Memasuki masa peperangan
melawan Belanda, setiap meternya terdapat kuburan, padat, setiap ruang tanah
digunakan untuk mengubur jasad warga asing yang meninggal saat perang Belanda
terjadi.
Sejak awal ekspedisi pertama
tahun 1873 hingga 1874, tentara Perang Kerajaan Hindia Belanda (KNIL)
berdiam diri di Krueng Aceh. Selama 70 tahun, 1/3 tentara Belanda ini gugur di
Aceh dikubur di sini.
Menurut Rusdi, tanah ini
adalah sebuah kebun milik seorang yahudi yang tinggal di Aceh.
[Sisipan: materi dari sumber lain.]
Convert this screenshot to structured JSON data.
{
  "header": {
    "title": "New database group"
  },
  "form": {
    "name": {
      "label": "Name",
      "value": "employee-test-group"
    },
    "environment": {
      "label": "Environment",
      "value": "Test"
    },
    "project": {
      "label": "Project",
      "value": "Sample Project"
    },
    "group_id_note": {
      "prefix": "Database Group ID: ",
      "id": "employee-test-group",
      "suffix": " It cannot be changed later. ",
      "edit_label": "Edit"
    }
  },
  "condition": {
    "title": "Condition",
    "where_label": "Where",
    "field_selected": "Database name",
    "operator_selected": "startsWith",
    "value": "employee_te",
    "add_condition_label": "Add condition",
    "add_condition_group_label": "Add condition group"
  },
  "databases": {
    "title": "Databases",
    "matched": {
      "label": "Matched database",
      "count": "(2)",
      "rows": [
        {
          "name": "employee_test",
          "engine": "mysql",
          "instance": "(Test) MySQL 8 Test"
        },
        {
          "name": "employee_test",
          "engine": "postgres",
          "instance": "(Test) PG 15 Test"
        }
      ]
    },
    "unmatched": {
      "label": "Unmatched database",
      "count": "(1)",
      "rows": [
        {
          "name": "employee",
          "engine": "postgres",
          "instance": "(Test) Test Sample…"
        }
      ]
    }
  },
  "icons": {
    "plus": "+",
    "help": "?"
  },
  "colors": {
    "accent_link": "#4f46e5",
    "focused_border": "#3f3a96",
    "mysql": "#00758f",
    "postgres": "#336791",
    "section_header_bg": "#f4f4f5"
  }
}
Borhouwer adalah
pemilik tanah yang menghibahkan menjadi kuburan tentara militer Belanda. Yang
kemudian tempat ini kita kenal dengan Gampong Blower. Tepatnya di Kecamatan
Baiturrahman, Kota Banda Aceh.
Tidak semua tentara yang
gugur sempat dikubur disini, terkadang kuburan mereka berada di wilayah Aceh
lain dan tidak disemayamkan di Kerkoft. Namun nama mereka turut terpampang
di senarai nama pada gerbang masuk. Saat perang masih berkecamuk, tidak ada
nisan yang menyatakan nama atau tempat. Penanda kuburan hanya berupa nomor yang
di tulis pada pelat kayu dan di pancang di atas kuburan.
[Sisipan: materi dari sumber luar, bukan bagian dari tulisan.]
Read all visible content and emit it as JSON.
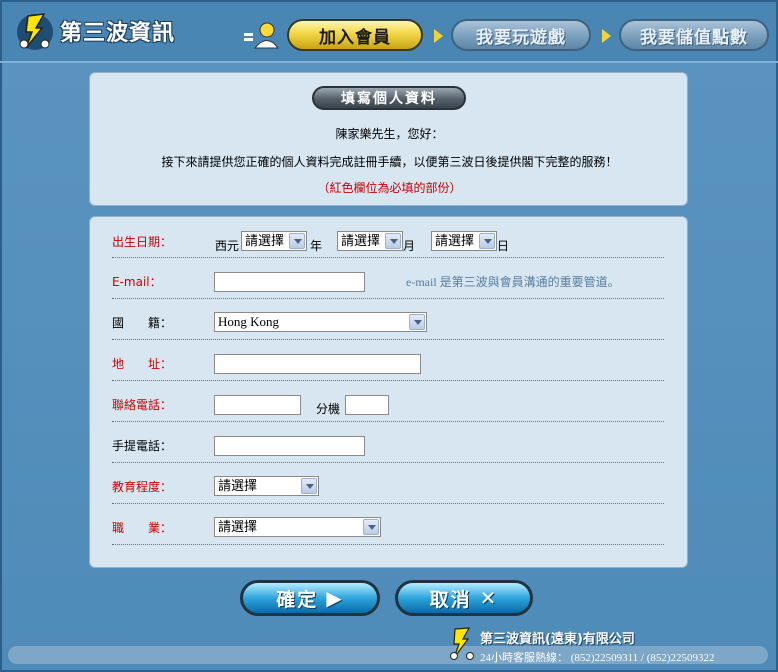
{
  "header": {
    "brand": "第三波資訊",
    "steps": [
      {
        "label": "加入會員",
        "active": true
      },
      {
        "label": "我要玩遊戲",
        "active": false
      },
      {
        "label": "我要儲值點數",
        "active": false
      }
    ]
  },
  "intro_panel": {
    "title": "填寫個人資料",
    "greeting": "陳家樂先生，您好：",
    "message": "接下來請提供您正確的個人資料完成註冊手續，以便第三波日後提供閣下完整的服務！",
    "required_note": "（紅色欄位為必填的部份）"
  },
  "form": {
    "birthday": {
      "label": "出生日期：",
      "era": "西元",
      "year_value": "請選擇",
      "year_unit": "年",
      "month_value": "請選擇",
      "month_unit": "月",
      "day_value": "請選擇",
      "day_unit": "日"
    },
    "email": {
      "label": "E-mail：",
      "value": "",
      "hint": "e-mail 是第三波與會員溝通的重要管道。"
    },
    "nationality": {
      "label": "國　　籍：",
      "value": "Hong Kong"
    },
    "address": {
      "label": "地　　址：",
      "value": ""
    },
    "phone": {
      "label": "聯絡電話：",
      "value": "",
      "ext_label": "分機",
      "ext_value": ""
    },
    "mobile": {
      "label": "手提電話：",
      "value": ""
    },
    "education": {
      "label": "教育程度：",
      "value": "請選擇"
    },
    "occupation": {
      "label": "職　　業：",
      "value": "請選擇"
    }
  },
  "buttons": {
    "ok_label": "確定",
    "ok_icon": "▶",
    "cancel_label": "取消",
    "cancel_icon": "✕"
  },
  "footer": {
    "company": "第三波資訊(遠東)有限公司",
    "hotline": "24小時客服熱線： (852)22509311 / (852)22509322"
  },
  "colors": {
    "background": "#4a86b4",
    "panel": "#d7e6f1",
    "required": "#cc0000",
    "active_step": "#f2d648",
    "button": "#2fa5dd"
  }
}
Namun, teman-teman tentara
yang masih hidup ini, mengumpulkan uang untuk membuat nisan yang layak, agar
nama dan tempat dapat di cetak pada nisan-nisan tersebut. Terkadang pada satu
nisan terdapat banyak nama dalam satu resimen atau kompi.
Tidak semua
penghuni Kerkoft adalah tentara, ada yang berprofesi sebagai dokter,
pastor dan pastinya pemilik tanah tersebut. Wanita dan anak-anak asing korban
perang juga disemayamkan di sini. Bahkan penduduk asing yang meninggal karena
berbagai macam penyakit juga mendiami Kerkoft. Seorang gubernur sipil Aceh
asal Belanda, Mr. A Ph. Van Aken juga memiliki nisan di Kerkoft ini.
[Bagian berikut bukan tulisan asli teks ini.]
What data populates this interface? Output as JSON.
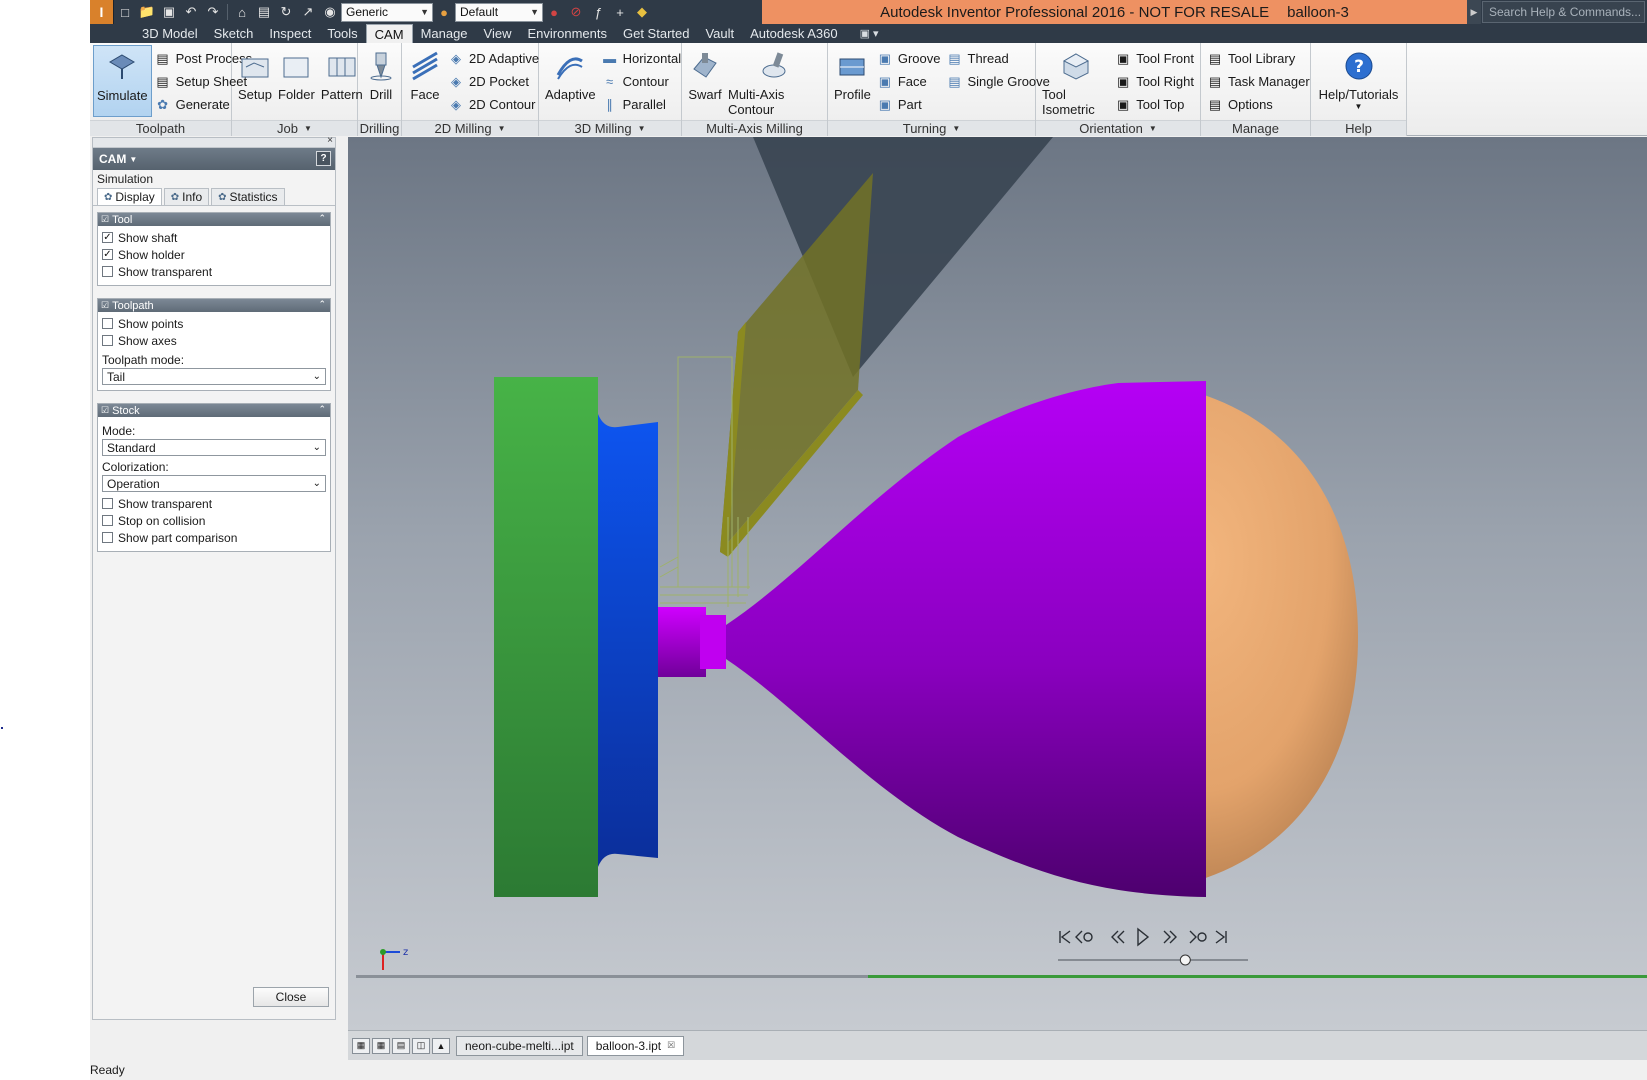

Ia berjasa telah memugar Masjid Raya dengan menambah dua kubah pada mesjid raya
Baiturrahman.
Namun, terdapat seorang
pangeran muda Islam di dalam Kerkoft. Ia yang dieksekusi karena difitnah
berzina, sehingga ayahnya menghukum mati dan menguburkan ia terasing dari
keluarga. Podjoet Meurah Pupok adalah anak dari Sultan Iskandar Muda, raja yang
berkuasa saat itu. Nisan Podjoet sangat berbeda dengan nisan penghuni lainnya.
Nisan ini terbuat dari batu kapur yang berukir seperti layaknya orang islam
pada masa itu. Sedangkan nisan lainnya terbuat dari semen dan marmer yang telah
tersentuh modern.
Dari nama Podjoet lah, yang
berarti pangeran muda, sebuah yayasan dibangun untuk memugar kerkoft menjadi
museum peninggalan Belanda. Setelah lama perang mereda, tanggal 29 Januari
1976, seorang kolonel pensiunan tentara Belanda bernama Brendgen, berkunjung ke
Aceh untuk melihat kondisi Aceh dan kuburan tersebut. Ia lah yang berinisiatif
mendirikan sebuah yayasan untuk memugar dan membangun
kembali Kerkoft agar dapat menjadi sebuah dokumen bersejarah. Yayasan
Stichting Peutjut Found didirikan untuk menyerap dana dari negeri Belanda yang
dibutuhkan untuk membangun dan merawat kuburan tersebut.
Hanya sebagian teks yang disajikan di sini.